Easy to implement approval flows:

public class ToolApprovalAdvisor implements CallAdvisor {
    @Override
    public ChatClientResponse adviseCall(...) {
        ChatClientResponse response = chain.nextCall(request);

        // Check for tool calls
        if (hasToolCalls(response)) {
            // Request user approval before ToolExecutionAdvisor executes
            if (!userApprovalService.approve(response.getToolCalls())) {
                throw new ToolExecutionDeniedException();
            }
        }

        return response;
    }
}

// Order: ToolApprovalAdvisor (105) → ToolExecutionAdvisor (110)

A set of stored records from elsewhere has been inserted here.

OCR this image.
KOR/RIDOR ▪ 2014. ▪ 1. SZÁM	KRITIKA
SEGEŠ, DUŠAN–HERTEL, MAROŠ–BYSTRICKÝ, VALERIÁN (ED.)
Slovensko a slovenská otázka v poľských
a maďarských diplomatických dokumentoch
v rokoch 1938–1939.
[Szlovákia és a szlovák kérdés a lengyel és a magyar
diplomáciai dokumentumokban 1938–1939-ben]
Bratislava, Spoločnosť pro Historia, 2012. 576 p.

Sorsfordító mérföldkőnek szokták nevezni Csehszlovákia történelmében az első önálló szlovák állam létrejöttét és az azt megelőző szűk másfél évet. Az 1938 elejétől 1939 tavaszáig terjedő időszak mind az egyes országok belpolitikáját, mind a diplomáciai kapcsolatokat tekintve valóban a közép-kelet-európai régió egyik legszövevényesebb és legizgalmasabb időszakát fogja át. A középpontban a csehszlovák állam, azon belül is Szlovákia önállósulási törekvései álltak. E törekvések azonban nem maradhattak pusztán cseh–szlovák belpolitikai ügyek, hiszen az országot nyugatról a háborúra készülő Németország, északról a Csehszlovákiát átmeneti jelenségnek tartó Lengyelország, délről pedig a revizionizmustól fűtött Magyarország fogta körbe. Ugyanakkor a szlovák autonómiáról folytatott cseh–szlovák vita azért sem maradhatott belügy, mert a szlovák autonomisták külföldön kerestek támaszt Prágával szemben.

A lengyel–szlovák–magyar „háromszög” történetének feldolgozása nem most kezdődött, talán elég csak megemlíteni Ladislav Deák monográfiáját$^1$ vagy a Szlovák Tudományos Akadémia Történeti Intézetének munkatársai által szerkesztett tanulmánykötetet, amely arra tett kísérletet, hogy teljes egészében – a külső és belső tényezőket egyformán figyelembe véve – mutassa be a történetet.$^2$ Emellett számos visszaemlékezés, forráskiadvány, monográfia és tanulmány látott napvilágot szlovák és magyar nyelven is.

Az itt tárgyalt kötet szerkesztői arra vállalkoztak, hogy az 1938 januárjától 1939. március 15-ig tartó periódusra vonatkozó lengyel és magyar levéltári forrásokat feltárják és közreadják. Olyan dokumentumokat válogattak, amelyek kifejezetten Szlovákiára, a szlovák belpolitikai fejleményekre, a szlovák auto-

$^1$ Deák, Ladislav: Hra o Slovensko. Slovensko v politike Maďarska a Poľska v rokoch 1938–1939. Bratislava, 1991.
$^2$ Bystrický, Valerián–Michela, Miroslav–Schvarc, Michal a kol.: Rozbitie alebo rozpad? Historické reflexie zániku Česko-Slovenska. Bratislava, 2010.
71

✅ 6. Consistent with Spring Patterns

Aligns with Spring's interceptor/filter design philosophy where all processing is observable.

Migration Path

Phase 1: Introduce New API (Backward Compatible)

Add ToolExecutionAdvisor
Keep existing ChatModel tool handling for backward compatibility
Users can opt-in to new approach

Phase 2: Deprecate Old Approach

@Deprecated(since = "2.0", forRemoval = true)
protected ChatResponse handleToolCalls(Prompt prompt, ChatResponse response) {
    // Old internal tool handling logic
}

Phase 3: Remove (Spring AI 3.0)

Completely remove internal tool calling logic from ChatModel implementations.

Related Issues

2101 - Tool call messages not persisted in chat memory (24 months old)
4979 - Advisors cannot observe tool execution (8 months old)

Conclusion

This architectural change transforms tool execution from a hidden internal process to a visible, controllable external process, providing:

Complete message persistence
Full observability
Simplified implementation
Flexible customization
Consistency with Spring design patterns

This is not just a bug fix—it's a fundamental architectural improvement that resolves multiple long-standing issues while simplifying the framework.

Comment From: myifeng

Comment From: ilayaperumalg

@Tangerg Thanks for the detailed inputs.

I assume you are already aware of the existing ToolCallAdvisor which takes care of handling the tool execution via recursive advisor approach.

While Spring AI, by default, uses the underlying model's internal recursive approach, one can switch to the ToolCallAdvisor to make use of advisor layer advantages.